How the pandemic made us better educators: From the introduction of learning management systems to e-books and polling software, the trend towards “modernizing” the classroom has been ongoing and omnipresent. What experience and best practice can we share of:

  • Challenges and strategies to manage the teaching situation no one could have planned for
  • What did we learn from the pandemic?
  • Lessons learned from pivoting to livestreamed, hybrid, and blended learning modalities
  • How to bring gratitude and optimism into the classroom
  • Innovative ways to build meaningful connections to your students.
  • Ways to leverage technology to adapt traditional teaching methods for the virtual classroom
  • How could the “New Normal” for home-based learning be better after the pandemic?
  • What is gained (or lost) when learning and teaching move fully online?        
  • Is there an optimal combination of online and on-campus learning?
  • How will educational practices, policies and research change due to the pandemic?
  • Effects of absence from campus due to social distancing measures on students mental health 

Roundtables: While we welcome roundtables in any topic, be it from above, or another topic, we are especially interested in roundtables that offer insights into:

  • Converting teaching into publications. Can editors, reviewers and authors provide best practice insights to those of us who wish to share our teaching experience with the research community?
  • Career management. How do we manage our career as an educator such that we continue to be enthusiastic and effective educators throughout our career? How do we manage personal challenges while continuing to be effective educators?
  • International networking. How can we create international experiences and networks for our students and educators that help us to develop new skills and networks for the modern business world?
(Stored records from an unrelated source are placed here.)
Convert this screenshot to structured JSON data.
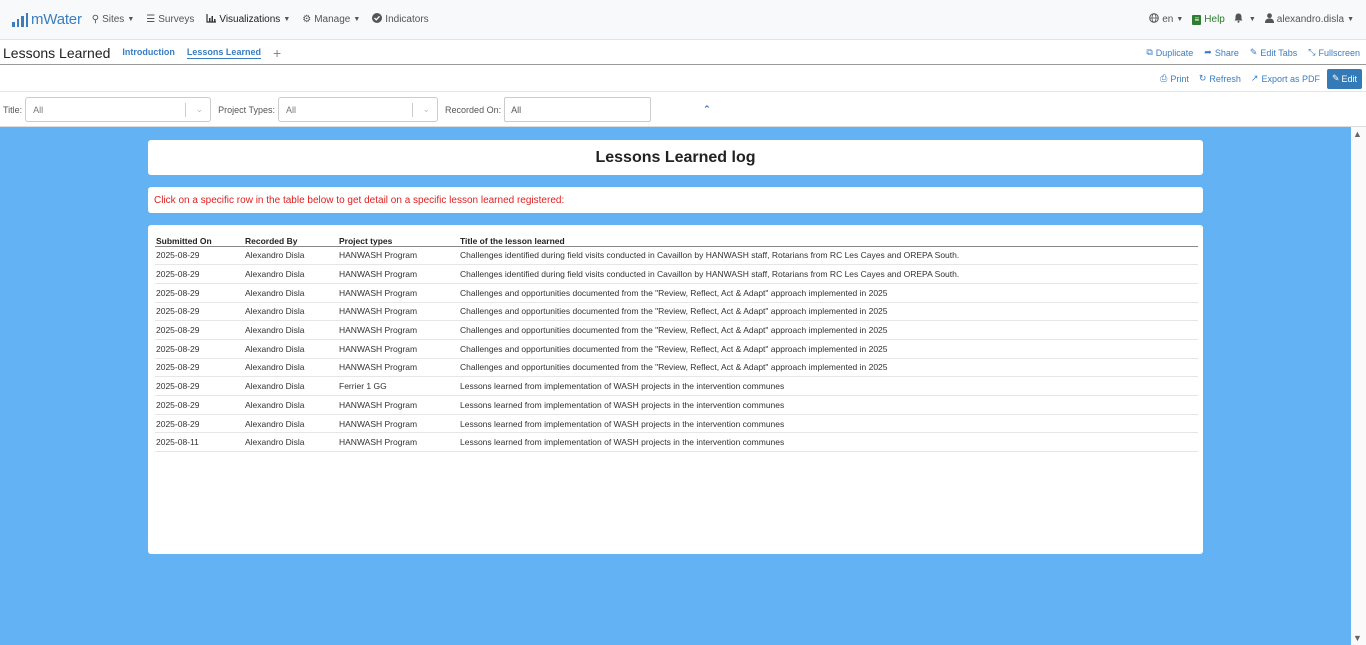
{
  "nav": {
    "logo": "mWater",
    "items": [
      {
        "label": "Sites",
        "icon": "map-marker-icon",
        "caret": true
      },
      {
        "label": "Surveys",
        "icon": "list-icon",
        "caret": false
      },
      {
        "label": "Visualizations",
        "icon": "bar-chart-icon",
        "caret": true
      },
      {
        "label": "Manage",
        "icon": "gear-icon",
        "caret": true
      },
      {
        "label": "Indicators",
        "icon": "check-circle-icon",
        "caret": false
      }
    ],
    "language": "en",
    "help": "Help",
    "user": "alexandro.disla"
  },
  "dashboard": {
    "title": "Lessons Learned",
    "tabs": [
      {
        "label": "Introduction",
        "active": false
      },
      {
        "label": "Lessons Learned",
        "active": true
      }
    ],
    "add_tab": "+",
    "actions": {
      "duplicate": "Duplicate",
      "share": "Share",
      "edit_tabs": "Edit Tabs",
      "fullscreen": "Fullscreen"
    }
  },
  "toolbar": {
    "print": "Print",
    "refresh": "Refresh",
    "export_pdf": "Export as PDF",
    "edit": "Edit"
  },
  "filters": {
    "title_label": "Title:",
    "title_value": "All",
    "project_types_label": "Project Types:",
    "project_types_value": "All",
    "recorded_on_label": "Recorded On:",
    "recorded_on_value": "All"
  },
  "widgets": {
    "title": "Lessons Learned log",
    "instruction": "Click on a specific row in the table below to get detail on a specific lesson learned registered:",
    "table": {
      "columns": [
        "Submitted On",
        "Recorded By",
        "Project types",
        "Title of the lesson learned"
      ],
      "rows": [
        [
          "2025-08-29",
          "Alexandro Disla",
          "HANWASH Program",
          "Challenges identified during field visits conducted in Cavaillon by HANWASH staff, Rotarians from RC Les Cayes and OREPA South."
        ],
        [
          "2025-08-29",
          "Alexandro Disla",
          "HANWASH Program",
          "Challenges identified during field visits conducted in Cavaillon by HANWASH staff, Rotarians from RC Les Cayes and OREPA South."
        ],
        [
          "2025-08-29",
          "Alexandro Disla",
          "HANWASH Program",
          "Challenges and opportunities documented from the \"Review, Reflect, Act & Adapt\" approach implemented in 2025"
        ],
        [
          "2025-08-29",
          "Alexandro Disla",
          "HANWASH Program",
          "Challenges and opportunities documented from the \"Review, Reflect, Act & Adapt\" approach implemented in 2025"
        ],
        [
          "2025-08-29",
          "Alexandro Disla",
          "HANWASH Program",
          "Challenges and opportunities documented from the \"Review, Reflect, Act & Adapt\" approach implemented in 2025"
        ],
        [
          "2025-08-29",
          "Alexandro Disla",
          "HANWASH Program",
          "Challenges and opportunities documented from the \"Review, Reflect, Act & Adapt\" approach implemented in 2025"
        ],
        [
          "2025-08-29",
          "Alexandro Disla",
          "HANWASH Program",
          "Challenges and opportunities documented from the \"Review, Reflect, Act & Adapt\" approach implemented in 2025"
        ],
        [
          "2025-08-29",
          "Alexandro Disla",
          "Ferrier 1 GG",
          "Lessons learned from implementation of WASH projects in the intervention communes"
        ],
        [
          "2025-08-29",
          "Alexandro Disla",
          "HANWASH Program",
          "Lessons learned from implementation of WASH projects in the intervention communes"
        ],
        [
          "2025-08-29",
          "Alexandro Disla",
          "HANWASH Program",
          "Lessons learned from implementation of WASH projects in the intervention communes"
        ],
        [
          "2025-08-11",
          "Alexandro Disla",
          "HANWASH Program",
          "Lessons learned from implementation of WASH projects in the intervention communes"
        ]
      ]
    }
  },
  "colors": {
    "brand": "#3a7dc1",
    "dashboard_bg": "#63b3f4",
    "instruction_text": "#e02020",
    "help": "#2f7d32"
  }
}
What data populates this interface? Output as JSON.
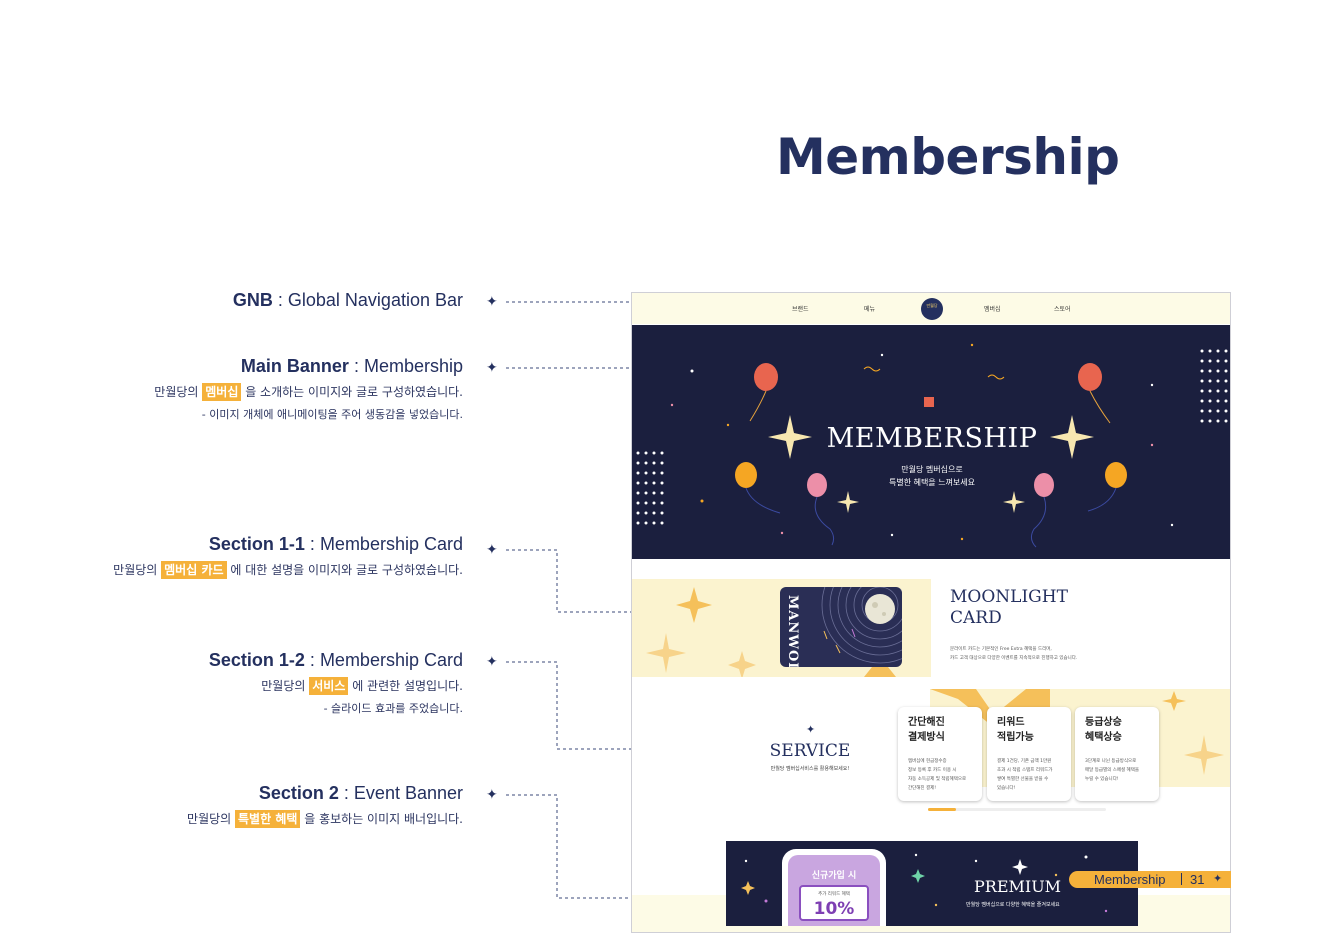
{
  "title": "Membership",
  "annotations": {
    "gnb": {
      "name": "GNB",
      "sep": " : ",
      "desc": "Global Navigation Bar"
    },
    "main_banner": {
      "name": "Main Banner",
      "sep": "  : ",
      "desc": "Membership",
      "line_pre": "만월당의 ",
      "line_hl": "멤버십",
      "line_post": " 을 소개하는 이미지와 글로 구성하였습니다.",
      "note": "- 이미지 개체에 애니메이팅을 주어 생동감을 넣었습니다."
    },
    "section_1_1": {
      "name": "Section 1-1",
      "sep": "  : ",
      "desc": "Membership Card",
      "line_pre": "만월당의 ",
      "line_hl": "멤버십 카드",
      "line_post": " 에 대한 설명을 이미지와 글로 구성하였습니다."
    },
    "section_1_2": {
      "name": "Section 1-2",
      "sep": "  : ",
      "desc": "Membership Card",
      "line_pre": "만월당의 ",
      "line_hl": "서비스",
      "line_post": " 에 관련한 설명입니다.",
      "note": "- 슬라이드 효과를 주었습니다."
    },
    "section_2": {
      "name": "Section 2",
      "sep": "  : ",
      "desc": "Event Banner",
      "line_pre": "만월당의 ",
      "line_hl": "특별한 혜택",
      "line_post": " 을 홍보하는 이미지 배너입니다."
    }
  },
  "mockup": {
    "gnb": {
      "items": [
        "브랜드",
        "메뉴",
        "멤버십",
        "스토어"
      ],
      "logo": "만월당"
    },
    "banner": {
      "title": "MEMBERSHIP",
      "sub_line1": "만월당 멤버십으로",
      "sub_line2": "특별한 혜택을 느껴보세요"
    },
    "card_section": {
      "card_brand": "MANWOL",
      "title_line1": "MOONLIGHT",
      "title_line2": "CARD",
      "desc_line1": "문라이트 카드는 기본적인 Free Extra 혜택을 드리며,",
      "desc_line2": "카드 고객 대상으로 다양한 이벤트를 지속적으로 진행하고 있습니다."
    },
    "service": {
      "title": "SERVICE",
      "sub": "만월당 멤버십서비스를 활용해보세요!",
      "cards": [
        {
          "title": "간단해진\n결제방식",
          "desc": "멤버십에 현금정수증\n정보 등록 후 카드 이용 시\n자동 소득공제 및 적립혜택으로\n간단해진 결제!"
        },
        {
          "title": "리워드\n적립가능",
          "desc": "결제 1건당, 기존 금액 1만원\n초과 시 적립 스탬프 리워드가\n쌓여 특별한 선물을 받을 수\n있습니다!"
        },
        {
          "title": "등급상승\n혜택상승",
          "desc": "3단계로 나뉜 등급방식으로\n매달 등급별의 스페셜 혜택을\n누릴 수 있습니다!"
        }
      ],
      "progress": 0.16
    },
    "event": {
      "phone_head": "신규가입 시",
      "coupon_label": "추가 리워드 혜택",
      "coupon_value": "10%",
      "title": "PREMIUM",
      "sub": "만월당 멤버십으로 다양한 혜택을 즐겨보세요"
    }
  },
  "page_tag": {
    "label": "Membership",
    "number": "31"
  },
  "colors": {
    "navy": "#24305f",
    "accent": "#f5b13a",
    "banner_bg": "#1b1f3e",
    "cream": "#fbf3cf"
  }
}
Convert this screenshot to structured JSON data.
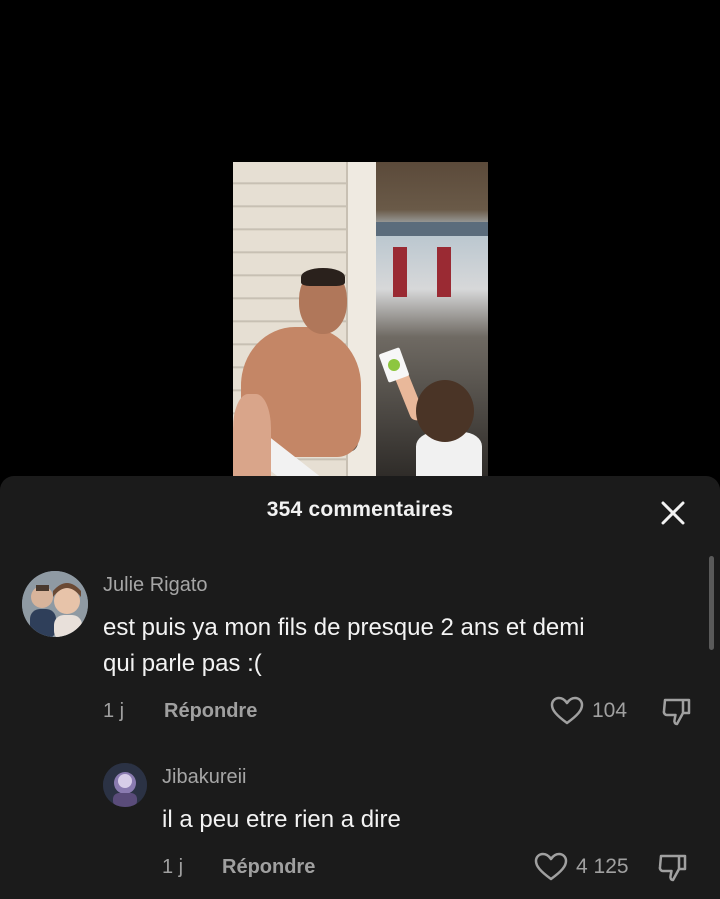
{
  "video": {},
  "sheet": {
    "title": "354 commentaires",
    "close_icon": "close-icon"
  },
  "comments": [
    {
      "user": "Julie Rigato",
      "text_line1": "est puis ya mon fils de presque 2 ans et demi",
      "text_line2": "qui parle pas :(",
      "time": "1 j",
      "reply_label": "Répondre",
      "likes": "104"
    },
    {
      "user": "Jibakureii",
      "text": "il a peu etre rien a dire",
      "time": "1 j",
      "reply_label": "Répondre",
      "likes": "4 125"
    }
  ]
}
About the Baden-Wuerttemberg Cooperative State University (DHBW) community of Management Education Teachers and Researchers

We welcome you to our academic home in Mannheim, Germany and look forward to learning more about your experiences of teaching, insights into what works and what does not, and how you manage the challenges faced by modern university life. We are proud of our emerging association with MOBTS and the Journal of Management Education. Several members of this community have inspired our management curriculum by showcasing practices to enhance student engagement, and developed our capabilities as scholars of teaching and learning.

We are honored to host the MOBTS conference! To us the conference represents a unique opportunity to host management educators from around the world, learn from your experiences, and provide a venue in which free exchange of ideas and the development of networks can occur.

Mannheim is a fantastic place to study. With its city-defining baroque palace, one of the largest castles in the world, it forms the economic and cultural center of the Rhine-Neckar metropolitan area with 2.35 million inhabitants. Mannheim is home to important and innovative institutes and companies as well as numerous famous cultural institutions. Many important inventions come from Mannheim: e.g. the first two-wheeler (1817), the first electric lift (1880), Carl Benz's first automobile (1886), the Lanz Bulldog (1921).

The DHBW Mannheim offers a convenient location. No matter what your mood is: whether comfortable accommodation, music, art, culture, a sister-city trip to Heidelberg or shopping - Mannheim is the city of short distances.

Do join us at the Baden-Wuerttemberg Cooperative State University (DHBW), Germany. We would love to learn from you!